What if you woke up one day to find that you were famous? Lord Byron wrote that he woke up one day to find that he was famous. Centuries before, Will Shakespeare woke up to the dawning of his Shakespearean fame. An Englishman in Italian deals with the art of striving for success, the kind of success that leads to worldwide fame, and the perpetual longing for artistic immortality. But against the ambition of making it in the arts, the power of love and the force of death array themselves against the striving artists. The push and the pull of desire and pleasure in love and art battle against their enemies: time, failure, envy, spite, malice, and what Shakespeare calls the serpent's tongue. Armed with talent, how will the man from Stratford-upon-Avon endure life's natural shocks in order to prevail against time? Will Shakespeare endeavours through his passion, poetry and plays to triumph in the London scene and become a gentleman. John Florio tells the tale of Shakespeare's dark romance with a certain Dark Lady and his enduring love affair with the Beauty of Words. The Bard wakes up one day to find he is famous. 2014 was the 450th Anniversary of the Bard's birth.
Author Biography
Anthony Labriola's work has appeared in The Canadian Form, PRISMinternational, Lo Straniero, Vallum, Stone Voices, Still Point Arts Quarterly, Passion: Poetry, ZiN Daily (Bells & Pomegranates), and Strange Fictions. His tribute to Dylan Thomas, a poem entitled "Missing Dylan," appears in The Colours of Saying: A Celebration.
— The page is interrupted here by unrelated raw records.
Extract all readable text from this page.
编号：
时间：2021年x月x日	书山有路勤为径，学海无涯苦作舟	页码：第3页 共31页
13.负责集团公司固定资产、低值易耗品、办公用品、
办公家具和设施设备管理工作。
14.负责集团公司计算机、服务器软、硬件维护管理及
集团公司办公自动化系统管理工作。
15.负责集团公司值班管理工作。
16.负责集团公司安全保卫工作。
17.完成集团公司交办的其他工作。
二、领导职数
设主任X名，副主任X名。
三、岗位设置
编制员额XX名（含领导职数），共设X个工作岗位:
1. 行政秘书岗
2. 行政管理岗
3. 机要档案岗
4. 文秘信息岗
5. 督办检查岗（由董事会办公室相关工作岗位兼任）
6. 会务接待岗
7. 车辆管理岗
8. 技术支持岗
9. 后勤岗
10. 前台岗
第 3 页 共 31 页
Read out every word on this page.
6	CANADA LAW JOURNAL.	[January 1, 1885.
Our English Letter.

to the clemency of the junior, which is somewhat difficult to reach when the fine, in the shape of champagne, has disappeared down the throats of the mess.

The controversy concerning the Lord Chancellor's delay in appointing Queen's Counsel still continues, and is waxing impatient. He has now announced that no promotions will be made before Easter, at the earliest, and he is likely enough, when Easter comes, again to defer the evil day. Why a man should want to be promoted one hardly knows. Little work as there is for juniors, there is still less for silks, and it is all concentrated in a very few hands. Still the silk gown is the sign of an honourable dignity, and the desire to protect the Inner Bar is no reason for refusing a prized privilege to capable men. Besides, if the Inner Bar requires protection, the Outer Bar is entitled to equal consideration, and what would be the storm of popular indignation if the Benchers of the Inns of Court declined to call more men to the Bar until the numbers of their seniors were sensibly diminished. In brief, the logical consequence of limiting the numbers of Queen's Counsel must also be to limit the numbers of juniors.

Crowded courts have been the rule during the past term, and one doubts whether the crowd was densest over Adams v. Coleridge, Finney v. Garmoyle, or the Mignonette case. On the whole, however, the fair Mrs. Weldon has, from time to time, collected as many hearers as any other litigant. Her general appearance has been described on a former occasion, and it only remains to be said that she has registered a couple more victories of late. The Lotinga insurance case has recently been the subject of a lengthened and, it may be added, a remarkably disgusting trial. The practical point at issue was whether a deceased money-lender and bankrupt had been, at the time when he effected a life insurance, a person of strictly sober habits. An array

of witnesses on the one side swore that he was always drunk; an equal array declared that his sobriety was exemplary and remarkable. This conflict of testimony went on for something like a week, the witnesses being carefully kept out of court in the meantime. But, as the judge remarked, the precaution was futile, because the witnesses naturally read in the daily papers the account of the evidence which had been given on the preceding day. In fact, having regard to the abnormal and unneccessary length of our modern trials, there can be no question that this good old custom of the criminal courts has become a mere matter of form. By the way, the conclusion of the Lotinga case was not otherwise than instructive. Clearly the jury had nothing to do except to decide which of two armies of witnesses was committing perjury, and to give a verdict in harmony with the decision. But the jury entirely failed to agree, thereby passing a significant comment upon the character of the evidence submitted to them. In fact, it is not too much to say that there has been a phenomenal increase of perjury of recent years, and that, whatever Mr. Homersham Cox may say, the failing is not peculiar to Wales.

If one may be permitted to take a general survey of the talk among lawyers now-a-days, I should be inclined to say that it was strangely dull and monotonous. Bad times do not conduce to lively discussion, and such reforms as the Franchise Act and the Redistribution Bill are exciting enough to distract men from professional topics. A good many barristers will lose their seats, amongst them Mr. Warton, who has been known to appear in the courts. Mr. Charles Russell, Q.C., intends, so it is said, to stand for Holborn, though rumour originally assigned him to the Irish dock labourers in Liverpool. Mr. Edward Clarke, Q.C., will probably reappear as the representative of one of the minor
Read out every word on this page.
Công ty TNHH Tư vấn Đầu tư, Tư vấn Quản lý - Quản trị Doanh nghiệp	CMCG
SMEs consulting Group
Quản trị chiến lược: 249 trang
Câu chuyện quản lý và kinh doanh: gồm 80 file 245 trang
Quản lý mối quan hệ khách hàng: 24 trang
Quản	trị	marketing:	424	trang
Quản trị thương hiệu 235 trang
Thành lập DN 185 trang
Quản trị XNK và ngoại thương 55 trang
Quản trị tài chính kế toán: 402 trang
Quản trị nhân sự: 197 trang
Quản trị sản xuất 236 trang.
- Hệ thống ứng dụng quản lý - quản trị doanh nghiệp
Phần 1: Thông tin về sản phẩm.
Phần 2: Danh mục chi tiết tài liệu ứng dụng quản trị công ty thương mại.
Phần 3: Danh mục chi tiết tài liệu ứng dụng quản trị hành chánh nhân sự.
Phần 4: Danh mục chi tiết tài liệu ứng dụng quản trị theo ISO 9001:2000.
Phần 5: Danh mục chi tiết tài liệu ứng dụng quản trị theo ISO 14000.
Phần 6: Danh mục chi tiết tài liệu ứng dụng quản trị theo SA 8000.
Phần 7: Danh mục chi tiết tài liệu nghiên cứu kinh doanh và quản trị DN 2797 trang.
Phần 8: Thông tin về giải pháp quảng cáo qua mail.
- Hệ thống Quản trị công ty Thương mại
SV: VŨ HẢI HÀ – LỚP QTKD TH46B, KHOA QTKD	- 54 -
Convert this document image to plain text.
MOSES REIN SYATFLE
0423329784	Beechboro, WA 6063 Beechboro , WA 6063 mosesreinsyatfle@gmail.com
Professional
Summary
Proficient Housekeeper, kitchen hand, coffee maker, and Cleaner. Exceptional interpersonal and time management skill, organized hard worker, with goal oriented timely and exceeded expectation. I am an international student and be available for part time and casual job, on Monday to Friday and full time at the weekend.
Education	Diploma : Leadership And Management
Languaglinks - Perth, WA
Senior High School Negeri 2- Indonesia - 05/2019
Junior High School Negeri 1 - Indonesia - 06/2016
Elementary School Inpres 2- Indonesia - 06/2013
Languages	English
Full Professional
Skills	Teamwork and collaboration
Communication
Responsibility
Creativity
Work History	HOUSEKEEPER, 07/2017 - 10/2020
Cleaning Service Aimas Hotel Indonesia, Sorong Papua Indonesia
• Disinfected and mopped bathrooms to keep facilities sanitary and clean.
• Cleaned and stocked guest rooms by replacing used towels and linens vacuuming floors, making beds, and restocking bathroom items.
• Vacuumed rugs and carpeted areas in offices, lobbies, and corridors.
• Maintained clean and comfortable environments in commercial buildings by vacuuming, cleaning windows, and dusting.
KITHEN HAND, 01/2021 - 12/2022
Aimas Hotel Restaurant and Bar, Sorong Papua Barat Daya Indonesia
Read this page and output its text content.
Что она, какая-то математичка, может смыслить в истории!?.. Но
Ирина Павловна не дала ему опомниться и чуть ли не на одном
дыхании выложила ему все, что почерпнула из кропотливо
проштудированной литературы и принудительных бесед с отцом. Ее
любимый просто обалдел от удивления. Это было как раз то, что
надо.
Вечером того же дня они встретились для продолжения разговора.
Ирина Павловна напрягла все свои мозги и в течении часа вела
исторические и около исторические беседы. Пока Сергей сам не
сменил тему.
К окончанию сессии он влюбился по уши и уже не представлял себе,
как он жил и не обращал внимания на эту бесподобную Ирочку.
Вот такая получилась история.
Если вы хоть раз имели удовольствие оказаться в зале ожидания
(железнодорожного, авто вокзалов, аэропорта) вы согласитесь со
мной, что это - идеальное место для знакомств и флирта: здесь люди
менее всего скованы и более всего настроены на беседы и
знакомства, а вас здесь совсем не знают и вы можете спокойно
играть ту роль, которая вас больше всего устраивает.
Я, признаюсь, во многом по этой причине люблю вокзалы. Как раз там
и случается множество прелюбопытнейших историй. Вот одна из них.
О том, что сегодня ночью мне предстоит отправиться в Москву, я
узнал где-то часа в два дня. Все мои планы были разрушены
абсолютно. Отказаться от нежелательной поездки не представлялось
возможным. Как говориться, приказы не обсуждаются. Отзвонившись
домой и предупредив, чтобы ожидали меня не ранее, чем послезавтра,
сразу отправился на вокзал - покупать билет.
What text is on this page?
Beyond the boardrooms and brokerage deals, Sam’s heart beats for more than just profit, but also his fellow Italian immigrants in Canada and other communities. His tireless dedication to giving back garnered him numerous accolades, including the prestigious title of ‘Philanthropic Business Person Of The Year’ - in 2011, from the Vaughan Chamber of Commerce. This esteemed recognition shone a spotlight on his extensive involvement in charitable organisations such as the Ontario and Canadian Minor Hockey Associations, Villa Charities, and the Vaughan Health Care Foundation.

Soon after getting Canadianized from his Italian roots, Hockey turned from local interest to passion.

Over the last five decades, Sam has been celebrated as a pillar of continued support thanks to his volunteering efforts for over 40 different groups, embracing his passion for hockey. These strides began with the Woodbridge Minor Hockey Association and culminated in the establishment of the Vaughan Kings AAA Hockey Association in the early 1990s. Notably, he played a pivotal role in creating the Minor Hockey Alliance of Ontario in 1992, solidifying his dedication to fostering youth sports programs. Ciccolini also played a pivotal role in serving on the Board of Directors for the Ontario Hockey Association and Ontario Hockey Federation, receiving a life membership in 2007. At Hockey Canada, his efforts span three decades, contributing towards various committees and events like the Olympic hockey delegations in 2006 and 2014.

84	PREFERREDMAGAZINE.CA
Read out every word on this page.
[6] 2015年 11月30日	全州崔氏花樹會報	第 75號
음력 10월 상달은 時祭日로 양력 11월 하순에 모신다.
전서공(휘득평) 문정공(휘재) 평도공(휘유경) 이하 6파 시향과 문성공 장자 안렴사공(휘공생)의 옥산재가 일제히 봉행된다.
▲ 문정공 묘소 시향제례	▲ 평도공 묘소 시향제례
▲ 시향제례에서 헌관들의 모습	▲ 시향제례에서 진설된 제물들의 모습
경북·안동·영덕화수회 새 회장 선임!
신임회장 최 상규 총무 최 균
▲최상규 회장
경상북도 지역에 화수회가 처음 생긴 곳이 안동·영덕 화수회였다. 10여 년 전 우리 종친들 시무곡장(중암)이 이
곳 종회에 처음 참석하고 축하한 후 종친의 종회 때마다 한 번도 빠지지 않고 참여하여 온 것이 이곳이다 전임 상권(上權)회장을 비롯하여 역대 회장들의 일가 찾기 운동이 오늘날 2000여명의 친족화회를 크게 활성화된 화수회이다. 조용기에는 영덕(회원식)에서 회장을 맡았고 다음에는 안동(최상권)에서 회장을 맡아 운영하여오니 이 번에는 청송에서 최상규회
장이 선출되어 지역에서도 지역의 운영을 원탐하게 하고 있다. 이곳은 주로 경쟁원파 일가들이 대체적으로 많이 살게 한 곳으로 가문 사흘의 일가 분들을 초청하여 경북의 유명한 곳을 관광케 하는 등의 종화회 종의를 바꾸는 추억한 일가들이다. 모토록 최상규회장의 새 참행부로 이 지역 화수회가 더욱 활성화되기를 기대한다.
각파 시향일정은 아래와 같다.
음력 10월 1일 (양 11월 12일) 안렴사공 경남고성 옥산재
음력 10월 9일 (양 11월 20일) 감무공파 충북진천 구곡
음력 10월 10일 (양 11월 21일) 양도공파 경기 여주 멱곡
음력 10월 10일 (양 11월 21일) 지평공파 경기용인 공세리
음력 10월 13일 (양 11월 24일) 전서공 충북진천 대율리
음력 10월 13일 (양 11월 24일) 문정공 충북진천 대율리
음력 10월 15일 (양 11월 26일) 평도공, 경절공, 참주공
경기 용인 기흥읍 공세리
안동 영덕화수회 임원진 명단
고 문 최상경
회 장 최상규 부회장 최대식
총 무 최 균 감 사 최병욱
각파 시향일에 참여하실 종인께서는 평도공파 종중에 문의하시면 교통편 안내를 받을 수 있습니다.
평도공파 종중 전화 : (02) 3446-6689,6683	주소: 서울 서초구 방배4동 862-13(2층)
His poetry collections include The Rigged Universe (Shanti Arts Publishing, 2013), Sun Dogs (Battered Suitcase Press, 2014), Invisible Mending, and The Blessing of the Bikes (Anaphora Literary Press). Among his published prose works are Devouring the Artist, The Pros & Cons of Dragon-Slaying, Poor Love & Other Stories, The Lonely Barber (Anaphora Literary Press, 2014). He lives in Toronto with his family.